秋の夜は長く、本を読まない男は寝過ぎる(逆に読む男は寝不足になる)という句だ。だが、現代はテレビ、スマホ、ゲームと本を読まなくとも夜更かしになる材料は事欠かない。だから寝過ぎることはなく、寝不足の人の方が多いかもしれない。

施閏章(1618~1683)という清初(漢民族統治の明から満州族による清へと王朝が交替した初めの頃の時代)の詩人の『買書』(書を買う)という面白い詩がある。

笥(はこ)を積むも 貯(たく)うあたわず
 架を列(つら)ねて 坐の隅に盈(み)ちたり
(なけなしの金で買った本=当時は線装本~袋とじ=は、笥に入れるか、書架に積むしかなかった時代。笥を書架の隅に置いてその棚に本を並べる。しかし生活空間は狭くなって行く。それを見た妻が皮肉る)


 妻孥(さいど) 我を顧(かえりみ)て笑う
 趼粟(かめのあわ) 留儲(りゅうちょ) 罕(まれ)なり
 いわんや君の目すでに眚(わる)し
 これに殉ずるは すなわち愚かならんや
(部屋に入って来た妻が一瞥してため息をつきながら笑った。どこに本を買う金があるのでしょう。米びつは空なのに。それにあなた、目が悪いのでしょう。それでも本と心中すつもりなの?馬鹿みたいね)
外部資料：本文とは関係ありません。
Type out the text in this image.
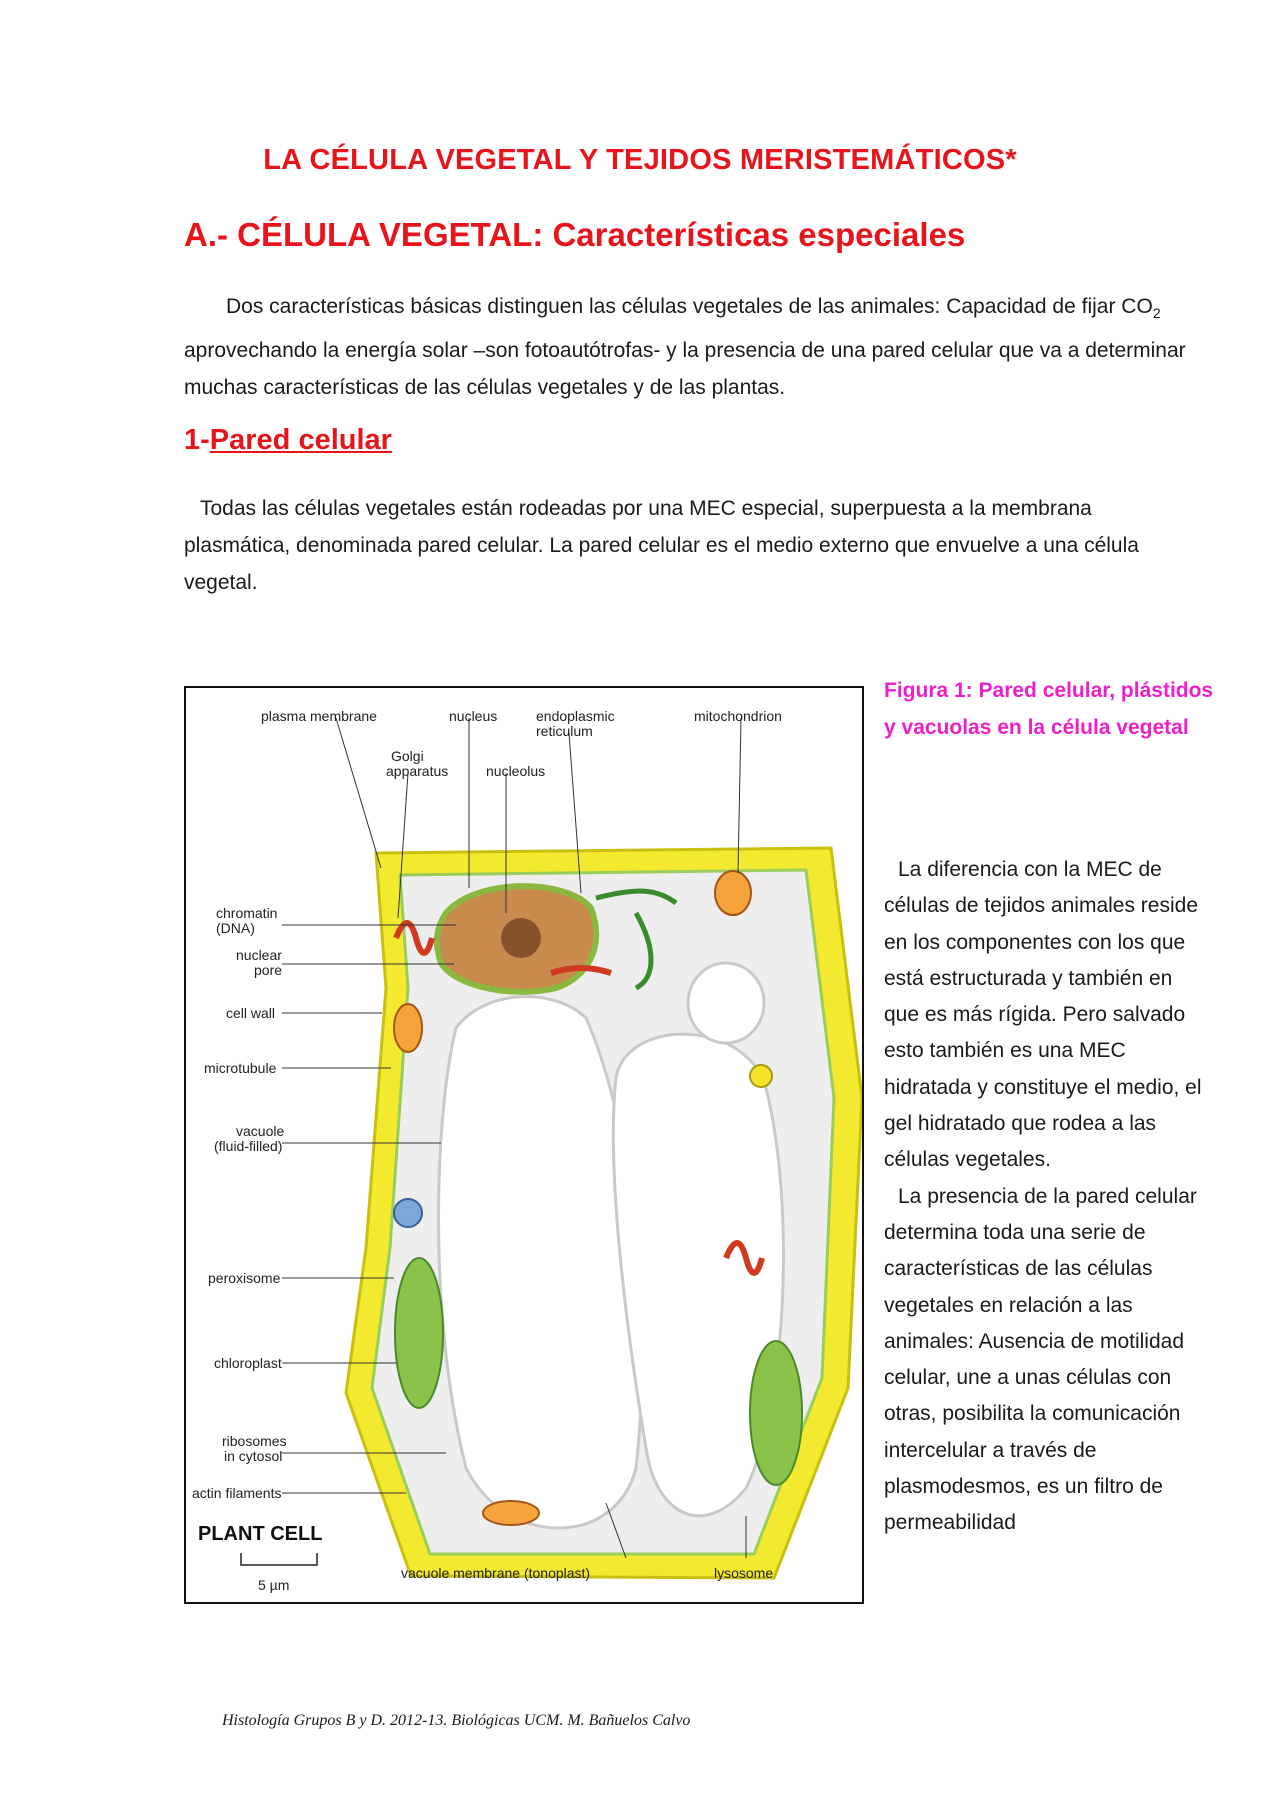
LA CÉLULA VEGETAL Y TEJIDOS MERISTEMÁTICOS*
A.- CÉLULA VEGETAL: Características especiales
Dos características básicas distinguen las células vegetales de las animales: Capacidad de fijar $CO_2$ aprovechando la energía solar –son fotoautótrofas- y la presencia de una pared celular que va a determinar muchas características de las células vegetales y de las plantas.
1-Pared celular
Todas las células vegetales están rodeadas por una MEC especial, superpuesta a la membrana plasmática, denominada pared celular. La pared celular es el medio externo que envuelve a una célula vegetal.
plasma membrane	nucleus	endoplasmic
reticulum
mitochondrion
Golgi
apparatus	nucleolus
chromatin
(DNA)
nuclear
pore
cell wall
microtubule
vacuole
(fluid-filled)
peroxisome
chloroplast
ribosomes
in cytosol
actin filaments
PLANT CELL
vacuole membrane (tonoplast)	lysosome
5 µm
Figura 1: Pared celular, plástidos y vacuolas en la célula vegetal

La diferencia con la MEC de células de tejidos animales reside en los componentes con los que está estructurada y también en que es más rígida. Pero salvado esto también es una MEC hidratada y constituye el medio, el gel hidratado que rodea a las células vegetales.

La presencia de la pared celular determina toda una serie de características de las células vegetales en relación a las animales: Ausencia de motilidad celular, une a unas células con otras, posibilita la comunicación intercelular a través de plasmodesmos, es un filtro de permeabilidad

Histología Grupos B y D. 2012-13. Biológicas UCM. M. Bañuelos Calvo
詩はこの後も続く。「本は置くだけでも目の楽しみ、いずれは川のそばに草堂を建てそこに本を移し、死ぬまで本を枕にして寝ることができれば、何て幸せかと夢を見ているんだ、その時はお前さんは用済みだ」~と妻に皮肉を返す内容だ(原詩は割愛。参考資料=草森紳『酒を売る家』竹書房)。現代、そんなことを奥さんに言い返す亭主はいないだろう。もちろん、私もそんな勇気はない。